Changes are required at Ottawa Social Services to better serve recipients
by Reuel S. Amdur
Ottawa Social Services is not doing everything it should to assist recipients of social assistance to get the provincial rate. There are two programs in Ontario, Ontario Works (OW), operated municipally, and the Ontario Disability Support Program (ODSP), run provincially. A single person on OW in private housing receives the normal maximum of $733 a month. On ODSP, the amount is $1,169. While the ODSP rate is not luxury, trying to live on OW is a real challenge.
Before we describe what should be done to get more people moved to ODSP, we need to address some history and philosophy. To begin, we need to note that the two programs have not over time covered the same groups of clients and have had different titles. A group will be moved from one program to the other.

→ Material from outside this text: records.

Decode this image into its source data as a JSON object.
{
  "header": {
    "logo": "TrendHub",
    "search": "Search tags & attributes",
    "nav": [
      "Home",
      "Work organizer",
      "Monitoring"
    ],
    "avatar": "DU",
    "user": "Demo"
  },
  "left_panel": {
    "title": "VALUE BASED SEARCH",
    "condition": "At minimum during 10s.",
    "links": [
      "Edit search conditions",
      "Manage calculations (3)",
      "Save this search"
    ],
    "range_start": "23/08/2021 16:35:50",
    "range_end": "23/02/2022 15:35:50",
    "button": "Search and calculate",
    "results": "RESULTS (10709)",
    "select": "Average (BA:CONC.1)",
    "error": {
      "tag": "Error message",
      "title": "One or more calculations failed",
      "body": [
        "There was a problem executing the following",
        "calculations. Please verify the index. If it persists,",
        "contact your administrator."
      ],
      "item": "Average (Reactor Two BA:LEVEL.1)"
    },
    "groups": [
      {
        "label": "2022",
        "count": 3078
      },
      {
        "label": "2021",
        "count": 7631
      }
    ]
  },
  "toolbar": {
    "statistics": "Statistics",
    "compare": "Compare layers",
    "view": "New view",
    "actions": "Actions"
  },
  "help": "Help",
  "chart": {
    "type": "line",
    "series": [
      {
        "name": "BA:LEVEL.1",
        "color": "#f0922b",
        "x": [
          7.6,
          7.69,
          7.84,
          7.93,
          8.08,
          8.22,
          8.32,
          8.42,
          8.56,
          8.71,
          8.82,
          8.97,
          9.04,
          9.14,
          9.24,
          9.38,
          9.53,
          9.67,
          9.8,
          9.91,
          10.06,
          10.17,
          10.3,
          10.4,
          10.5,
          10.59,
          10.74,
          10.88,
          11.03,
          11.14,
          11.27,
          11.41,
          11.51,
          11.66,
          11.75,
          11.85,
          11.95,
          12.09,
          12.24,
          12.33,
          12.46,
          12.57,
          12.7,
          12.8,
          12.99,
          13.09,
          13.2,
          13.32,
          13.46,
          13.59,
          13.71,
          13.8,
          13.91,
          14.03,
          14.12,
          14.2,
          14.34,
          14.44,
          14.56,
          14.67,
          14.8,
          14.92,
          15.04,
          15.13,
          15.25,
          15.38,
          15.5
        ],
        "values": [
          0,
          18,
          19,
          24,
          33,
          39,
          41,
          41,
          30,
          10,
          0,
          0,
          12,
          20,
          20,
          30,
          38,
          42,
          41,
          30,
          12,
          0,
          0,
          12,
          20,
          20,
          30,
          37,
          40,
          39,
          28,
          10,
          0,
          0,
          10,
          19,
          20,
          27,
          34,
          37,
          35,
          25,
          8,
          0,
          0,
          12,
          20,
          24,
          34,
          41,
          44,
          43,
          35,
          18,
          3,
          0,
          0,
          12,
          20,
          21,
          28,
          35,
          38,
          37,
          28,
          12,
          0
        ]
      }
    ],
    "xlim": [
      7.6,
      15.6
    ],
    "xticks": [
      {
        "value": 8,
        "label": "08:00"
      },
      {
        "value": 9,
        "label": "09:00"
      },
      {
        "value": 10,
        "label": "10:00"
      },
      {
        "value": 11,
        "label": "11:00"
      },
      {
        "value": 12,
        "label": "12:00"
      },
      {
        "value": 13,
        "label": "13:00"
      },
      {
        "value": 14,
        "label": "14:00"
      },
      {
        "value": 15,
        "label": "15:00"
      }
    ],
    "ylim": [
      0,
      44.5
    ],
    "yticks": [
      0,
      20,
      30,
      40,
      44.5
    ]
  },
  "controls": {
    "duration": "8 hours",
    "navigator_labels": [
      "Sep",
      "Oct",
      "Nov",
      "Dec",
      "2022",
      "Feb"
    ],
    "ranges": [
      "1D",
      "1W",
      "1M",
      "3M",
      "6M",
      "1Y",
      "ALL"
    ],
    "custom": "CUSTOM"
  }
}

In 1969, the normal amounts for a single person on the municipal and provincial programs were only a few dollars different. The difference was related to different building blocks of which the rates were composed. The rates then and now have no meaningful relationship to living costs. René Brunelle, the minister responsible for the program under Premier Bill Davis, was asked about this and replied that at one point they were related to the Toronto Social Planning Council’s Guide to Family Budgeting. However, he said, the rationale was lost over the years. That was in the 1970’s and the same is still the case today. Amounts are political.
During the years when Bill Davis was Premier of Ontario (1971-1985), a deliberate determination was made to increase provincial rates more and municipal ones less. Since then, rates have generally been raised by a percentage, thus constantly increasing the gap between the benefit amounts. One minor tweak occurred when Ted McMeekin was minister responsible. He gave a small additional amount to singles on OW. Why was the provincial recipient favored over the municipal one? The answer is philosophical, to distinguish between the worthy poor, on the provincial program, and the unworthy poor on the local one. The ODSP recipients “can’t help it,” while those on OW need to be prodded. This philosophical stance is seen in a past phase of the provincial program. Over a period of time, the provincial program was called Family Benefits and covered, as well as the disabled, single-parent families (overwhelmingly female-led). Divorced, separated, and unwed mothers and their offspring were transferred after three months on the local program. However, widows were accepted immediately. It’s apparently all the woman’s fault.
It has been wrongly claimed that OW is short-term and ODSP long-term. The government has found that the median time on OW—half above, half below—is five years. Some files go back decades. Whatever the current rationalizations may be, it is still the worthy poor versus the unworthy. Welfare departments are ill-equipped to determine disability. Many disabilities are largely invisible and may even be challenging for physicians, including psychiatrists.
While this has nothing to do with social assistance, one calls to mind the case of a client who had a head injury because he was hit in the head with a bat. He is, however, also a paranoid schizophrenic. A judge had him assessed by a psychiatrist from the Royal Ottawa, who identified brain damage but not schizophrenia. To identify schizophrenia it would have been necessary to touch on salient topics. If the psychiatrist had asked him who was working against him, the doctor would have come up with that diagnosis. Similar situations arrive from time to time in welfare caseloads.
There are things Ottawa Social Services can do to move more clients to ODSP. One matter relates to record-keeping. Many years ago, the Department moved to store files offsite. As a result, thick files became invisible to welfare workers. Additionally, dictation on the computer has been kept to a minimum. Ways need to be found to make case histories more visible to workers, and content on the computer needs to be more inclusive.
Then there is the matter of clinical records. Welfare workers need to be ordering clinical records. These can have a major influence on adjudicators. When dentist Dr. Aaron Burry headed the Department, beginning in 2004, he commanded workers not to order clinical records. Incidentally, when ordered by Social Services, hospitals generally supply reports without charge.
Social Services has developed a mythical explanation as to why hospital records are not ordered. It claims that records were ordered up until the Bob Rae government (1990-1995) terminated a form colloquially called the layman’s medical, which a welfare worker could fill out in support of an application for provincial benefits. There are two problems with this myth. First, it does not explain why one thing would follow the other. Second, it is simply false. During the Rae years, hospital records were ordered, before and after this change by the Rae government. It had absolutely nothing to do with the decision to stop ordering records.
After 1999, in one case the adjudicator noted a lack of hospital records. Ten were identified and requests prepared. The welfare supervisor, with the requests in hand, failed to act, till the then-head of the Department Danielle Massé told him to do so. The records were ordered and the client was granted. This was long after the Rae days and shortly before the Burry era.
To sum up, Social Services needs to make client information more transparent to welfare workers and workers need to make a massive effort in sending out requests for hospital records.